New Delhi: Two American security experts have called on the Donald Trump administration to seriously consider fresh options in dealing with a terrorist supporting and irresponsible nuclear weapons state like Pakistan.
In an article appearing in The National Interest, a website dealing with security-related issues, Congressman Ted Poe, Chairman of the House Foreign Affairs Committee’s Subcommittee on Terrorism, Nonproliferation and Trade and James Clad former US deputy assistant secretary of defence for Asia in the George W. Bush administration said, “The United States has acquiesced in a toxic relationship with Pakistan, putting up with this nominal ally whose military and security leaders play a lethal double game.”
Most dangerously, the “game,” if one can call it that, involves head-long nuclear-weapons production and exporting Islamist terrorism”, they said.
“Something must change in our dealings with a terrorist-supporting, irresponsible nuclear-weapons state, and it must change soon. Acquiescing in the current trends is not an option,” they added.
Maintaining that successive Pakistani military leaders have held their country’s civilian governments on a tight leash, both Poe and Clad said, “The Pakistani military plays to its various constituencies in Washington very well, especially defence corporations, some residual voices in the intelligence community and parts of the foreign policy establishment for whom “maintaining access” in Islamabad edges out realism.”
Both Poe and Clad said that changing the United States’ reactive accommodating stance with respect to Pakistan won’t come quickly, and added that it must change irrespective of trends in US-India relations, which have steadily come to be on a sounder footing since the time of the George W Bush administration.
“There’s a tendency to think of Pakistan as part of a troubling duality, with India and Pakistan in a death spiral. That’s out of date and we have our issues with India too,” they said.
They described Pakistan as a quasi-adversary, receiving hundreds of billions (of dollars) through the years in direct and indirect US support, adding that it seemed like “a strange hostage-like arrangement in which we pay Islamabad to do what it should be doing anyway to protect its own domestic security and buttress Afghan stability.”

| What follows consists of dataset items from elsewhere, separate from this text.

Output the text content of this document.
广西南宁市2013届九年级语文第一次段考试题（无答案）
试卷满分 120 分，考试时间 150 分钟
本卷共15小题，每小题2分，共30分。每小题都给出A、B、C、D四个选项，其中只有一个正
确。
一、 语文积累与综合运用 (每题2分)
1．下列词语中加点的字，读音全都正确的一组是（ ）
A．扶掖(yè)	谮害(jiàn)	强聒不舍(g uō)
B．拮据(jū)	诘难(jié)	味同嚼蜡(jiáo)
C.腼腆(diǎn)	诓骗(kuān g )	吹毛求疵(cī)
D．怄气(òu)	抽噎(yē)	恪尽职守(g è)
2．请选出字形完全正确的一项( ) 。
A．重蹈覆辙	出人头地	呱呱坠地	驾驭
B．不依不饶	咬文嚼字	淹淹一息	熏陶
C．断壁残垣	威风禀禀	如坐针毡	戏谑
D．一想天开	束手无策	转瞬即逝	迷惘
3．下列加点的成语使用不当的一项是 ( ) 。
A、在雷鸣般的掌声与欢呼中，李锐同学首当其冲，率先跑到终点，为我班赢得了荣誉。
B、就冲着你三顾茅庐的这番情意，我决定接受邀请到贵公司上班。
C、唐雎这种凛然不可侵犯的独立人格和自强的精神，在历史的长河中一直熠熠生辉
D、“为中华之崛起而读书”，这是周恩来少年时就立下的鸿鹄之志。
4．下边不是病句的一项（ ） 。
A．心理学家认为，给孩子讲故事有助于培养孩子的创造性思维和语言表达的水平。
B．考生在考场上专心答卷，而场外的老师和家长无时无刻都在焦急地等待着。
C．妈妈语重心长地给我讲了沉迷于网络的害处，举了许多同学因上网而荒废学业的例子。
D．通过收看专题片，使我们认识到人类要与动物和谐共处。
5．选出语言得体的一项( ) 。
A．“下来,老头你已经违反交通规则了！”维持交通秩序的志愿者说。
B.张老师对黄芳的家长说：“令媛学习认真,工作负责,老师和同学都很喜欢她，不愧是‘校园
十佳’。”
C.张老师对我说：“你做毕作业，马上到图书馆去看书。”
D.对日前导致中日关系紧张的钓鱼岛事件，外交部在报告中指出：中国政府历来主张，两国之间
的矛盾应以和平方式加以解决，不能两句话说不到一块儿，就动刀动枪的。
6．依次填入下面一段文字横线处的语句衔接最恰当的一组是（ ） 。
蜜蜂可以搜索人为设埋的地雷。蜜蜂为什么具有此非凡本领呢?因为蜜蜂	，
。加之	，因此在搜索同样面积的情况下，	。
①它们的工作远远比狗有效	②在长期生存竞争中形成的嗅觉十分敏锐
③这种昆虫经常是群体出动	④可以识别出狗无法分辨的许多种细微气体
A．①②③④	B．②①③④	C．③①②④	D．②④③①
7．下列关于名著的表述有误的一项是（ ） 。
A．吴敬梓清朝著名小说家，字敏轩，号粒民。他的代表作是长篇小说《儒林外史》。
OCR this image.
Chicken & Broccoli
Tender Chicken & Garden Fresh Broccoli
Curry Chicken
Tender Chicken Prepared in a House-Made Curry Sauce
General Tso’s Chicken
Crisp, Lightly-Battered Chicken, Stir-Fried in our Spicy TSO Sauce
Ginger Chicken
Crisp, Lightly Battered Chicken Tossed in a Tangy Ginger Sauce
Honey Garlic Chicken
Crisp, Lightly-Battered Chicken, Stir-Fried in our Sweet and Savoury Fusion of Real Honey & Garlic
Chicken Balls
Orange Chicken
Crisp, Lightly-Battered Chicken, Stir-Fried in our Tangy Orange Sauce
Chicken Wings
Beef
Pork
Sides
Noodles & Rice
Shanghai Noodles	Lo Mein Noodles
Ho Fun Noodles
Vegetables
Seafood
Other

Suggesting that over the years, the broad strategic balance has shifted against Pakistan which, unlike its neighbour to the east (India), fails to invest in human capital, they said, “It’s time that the United States sets, unilaterally, the limits of its indulgence.”
They suggested three ways for Washington to finally put this toxic relationship with Islamabad behind them:
• Don’t let the next crisis in South or Southwest Asia deflect our focus.
• Don’t rush to shore up Pakistan’s balance of payments via the IMF or other intermediaries, as we’ve done in the past.
• Let China pay that, if the Pakistanis wish to mortgage their future in that way. (China’s “one belt, one road” infrastructure plans for Pakistan are running into big problems).